Lui, jeune encore, séduisant, mais abîmé par les excès.
Elle, âgée, mais miraculeusement conservée, mystérieusement gracieuse et attirante.
Un pacte sans signature va les lier pour quelques jours et faire croire à l'un d'entre eux en la possibilité d'un nouveau départ...
C'est un conte baroque, le récit d'un effort de rédemption bafoué, d'une trahison incompréhensible. Une histoire de mensonges, de vies réinventées, de prémonition, d'espoir ultime d'amour et de consolation.
Comme à l'Opéra, les décors de la Valse incarnent le drame qui se joue et symbolisent passions et inclinations toxiques : le café Florian, le Rubby's, le Lido, le Casino, l'hôtel Excelsior, la Fenice...
Dans un final en plein air devant la basilique - dont je ne peux rien dire sinon sa beauté picturale lumineuse - l'ambiance diurne, joyeuse et sonore, contraste terriblement avec la cruauté sombre de l'abandon, de la fin de la valse.
Fausse fin.
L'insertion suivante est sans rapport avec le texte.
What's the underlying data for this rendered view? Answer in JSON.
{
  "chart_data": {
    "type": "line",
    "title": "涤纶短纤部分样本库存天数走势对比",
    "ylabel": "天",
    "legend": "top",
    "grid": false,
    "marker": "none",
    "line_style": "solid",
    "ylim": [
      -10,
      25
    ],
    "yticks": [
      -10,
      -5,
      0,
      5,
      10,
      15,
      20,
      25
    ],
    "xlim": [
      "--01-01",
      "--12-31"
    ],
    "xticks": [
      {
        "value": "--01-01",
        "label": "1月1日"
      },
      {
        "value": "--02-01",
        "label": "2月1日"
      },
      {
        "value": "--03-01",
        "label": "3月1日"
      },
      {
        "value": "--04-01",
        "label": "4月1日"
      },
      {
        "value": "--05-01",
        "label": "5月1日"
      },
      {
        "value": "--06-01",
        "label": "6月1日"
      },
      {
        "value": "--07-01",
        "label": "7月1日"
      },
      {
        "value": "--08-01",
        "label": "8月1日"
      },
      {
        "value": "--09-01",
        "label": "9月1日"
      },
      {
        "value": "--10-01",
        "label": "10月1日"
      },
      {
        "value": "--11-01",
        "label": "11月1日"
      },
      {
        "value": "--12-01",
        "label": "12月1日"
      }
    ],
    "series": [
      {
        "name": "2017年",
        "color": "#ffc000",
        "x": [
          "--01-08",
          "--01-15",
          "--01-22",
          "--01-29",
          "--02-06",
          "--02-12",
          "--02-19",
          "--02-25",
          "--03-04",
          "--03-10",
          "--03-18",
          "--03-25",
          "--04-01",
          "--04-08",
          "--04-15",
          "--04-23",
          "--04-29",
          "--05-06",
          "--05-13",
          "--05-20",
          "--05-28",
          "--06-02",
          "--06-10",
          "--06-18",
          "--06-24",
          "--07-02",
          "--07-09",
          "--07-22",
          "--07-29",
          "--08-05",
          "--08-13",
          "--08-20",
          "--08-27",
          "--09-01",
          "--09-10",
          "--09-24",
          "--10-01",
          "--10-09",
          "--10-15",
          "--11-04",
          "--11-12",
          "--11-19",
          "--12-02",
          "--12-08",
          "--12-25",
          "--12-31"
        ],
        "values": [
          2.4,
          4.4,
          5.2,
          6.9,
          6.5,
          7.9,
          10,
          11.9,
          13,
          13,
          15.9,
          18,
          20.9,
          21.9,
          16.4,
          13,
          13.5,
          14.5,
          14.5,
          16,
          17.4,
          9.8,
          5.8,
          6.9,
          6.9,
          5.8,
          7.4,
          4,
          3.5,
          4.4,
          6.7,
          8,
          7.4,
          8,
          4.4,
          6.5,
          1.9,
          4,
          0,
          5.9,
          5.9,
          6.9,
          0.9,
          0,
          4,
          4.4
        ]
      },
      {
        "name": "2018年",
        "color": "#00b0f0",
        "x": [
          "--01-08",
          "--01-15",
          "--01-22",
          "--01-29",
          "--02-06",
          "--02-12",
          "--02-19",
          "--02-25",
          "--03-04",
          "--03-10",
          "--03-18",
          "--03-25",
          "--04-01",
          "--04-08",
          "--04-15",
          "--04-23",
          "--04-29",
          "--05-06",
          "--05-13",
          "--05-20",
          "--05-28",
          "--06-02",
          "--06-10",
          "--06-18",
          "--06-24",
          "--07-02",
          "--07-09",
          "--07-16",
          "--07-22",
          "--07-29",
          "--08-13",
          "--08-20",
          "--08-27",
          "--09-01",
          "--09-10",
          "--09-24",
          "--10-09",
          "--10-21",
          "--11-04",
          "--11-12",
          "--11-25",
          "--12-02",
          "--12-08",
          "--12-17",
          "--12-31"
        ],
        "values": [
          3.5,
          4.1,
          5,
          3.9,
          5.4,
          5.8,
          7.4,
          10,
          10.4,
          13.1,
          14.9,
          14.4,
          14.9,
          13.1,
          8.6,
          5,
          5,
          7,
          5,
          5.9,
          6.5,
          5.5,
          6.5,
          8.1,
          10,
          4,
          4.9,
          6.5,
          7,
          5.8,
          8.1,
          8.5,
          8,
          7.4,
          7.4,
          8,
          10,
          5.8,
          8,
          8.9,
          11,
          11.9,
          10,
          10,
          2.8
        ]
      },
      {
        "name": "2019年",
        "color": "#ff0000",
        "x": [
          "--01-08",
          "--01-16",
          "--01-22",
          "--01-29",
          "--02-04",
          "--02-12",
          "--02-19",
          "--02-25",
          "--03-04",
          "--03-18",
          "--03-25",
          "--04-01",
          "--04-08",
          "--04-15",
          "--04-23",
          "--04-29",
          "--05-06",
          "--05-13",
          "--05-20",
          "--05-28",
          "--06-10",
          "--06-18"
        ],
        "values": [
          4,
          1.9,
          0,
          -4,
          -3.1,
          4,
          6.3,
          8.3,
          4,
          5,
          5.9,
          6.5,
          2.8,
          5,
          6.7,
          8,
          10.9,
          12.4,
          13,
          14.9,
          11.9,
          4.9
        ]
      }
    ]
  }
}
Car il y a, après la Valse, après une note de l'auteur et la reproduction d'une eau-forte mystérieuse et funèbre d'Albert Besnard, peut-être pas vraiment une suite, mais une reprise du thème de la désillusion et de la perte.
C'est Ora Fatale (d'après le titre du grand air du roi dans Don Carlos de Verdi), un texte comme un bis, comme un dernier tour de la valse.
Fascination, onirisme, émotion.

Lien : http://tillybayardrichard.ty..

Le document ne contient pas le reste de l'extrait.